Generation of Geodesics with Actor-Critic Reinforcement Learning to Predict Midpoints
Kazumi Kasaura
TL;DR
This work addresses all-pairs geodesic generation on manifolds with infinitesimal metrics by learning to predict midpoints via an actor–critic framework. The midpoint tree (MT) recursively inserts predicted midpoints to construct geodesics, supported by functional equations that tie midpoint predictions to distance estimates $V$, culminating in convergence to true geodesics under mild assumptions. Theoretical results cover the midpoint and distance consistency, iteration, Finsler extensions, and free-space handling with obstacle penalties.
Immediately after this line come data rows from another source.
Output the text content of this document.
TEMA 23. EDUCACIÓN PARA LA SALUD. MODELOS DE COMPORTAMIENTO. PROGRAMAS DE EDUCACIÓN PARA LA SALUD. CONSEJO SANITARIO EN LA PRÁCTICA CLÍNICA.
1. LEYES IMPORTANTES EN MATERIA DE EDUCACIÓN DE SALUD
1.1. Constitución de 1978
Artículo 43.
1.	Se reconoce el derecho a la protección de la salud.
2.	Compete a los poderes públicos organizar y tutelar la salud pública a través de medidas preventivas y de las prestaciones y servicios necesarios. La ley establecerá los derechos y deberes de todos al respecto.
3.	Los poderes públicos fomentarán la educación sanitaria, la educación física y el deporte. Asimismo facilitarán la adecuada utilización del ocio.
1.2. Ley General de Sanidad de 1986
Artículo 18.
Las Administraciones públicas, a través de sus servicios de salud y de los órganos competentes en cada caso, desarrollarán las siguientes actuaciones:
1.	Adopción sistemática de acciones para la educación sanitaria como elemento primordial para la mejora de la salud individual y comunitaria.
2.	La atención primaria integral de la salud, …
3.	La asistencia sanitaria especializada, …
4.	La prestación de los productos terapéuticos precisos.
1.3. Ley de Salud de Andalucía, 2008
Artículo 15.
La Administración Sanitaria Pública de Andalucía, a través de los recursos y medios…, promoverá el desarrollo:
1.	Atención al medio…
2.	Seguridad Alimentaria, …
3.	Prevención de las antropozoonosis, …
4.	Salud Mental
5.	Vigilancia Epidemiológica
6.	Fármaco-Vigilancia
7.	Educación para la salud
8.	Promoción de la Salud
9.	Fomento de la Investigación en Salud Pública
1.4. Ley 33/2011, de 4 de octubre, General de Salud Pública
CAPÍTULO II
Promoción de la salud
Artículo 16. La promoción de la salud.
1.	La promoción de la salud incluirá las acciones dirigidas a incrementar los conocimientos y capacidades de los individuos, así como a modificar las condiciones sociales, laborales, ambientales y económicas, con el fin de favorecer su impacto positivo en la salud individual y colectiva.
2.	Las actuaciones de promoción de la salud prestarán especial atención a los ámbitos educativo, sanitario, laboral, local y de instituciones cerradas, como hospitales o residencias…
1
Empirically, MT demonstrates competitive performance across five path-planning tasks with diverse metrics and constraints, highlighting improved sample efficiency and path quality, especially under hard planning tasks and complex kinematics. The approach offers a scalable, metric-agnostic route to geodesic generation in robotics and geometric optimization contexts, with potential extensions to off-policy learning and environment-conditioned policies.
Abstract
To find the shortest paths for all pairs on manifolds with infinitesimally defined metrics, we introduce a framework to generate them by predicting midpoints recursively. To learn midpoint prediction, we propose an actor-critic approach. We prove the soundness of our approach and show experimentally that the proposed method outperforms existing methods on several planning tasks, including path planning for agents with complex kinematics and motion planning for multi-degree-of-freedom robot arms.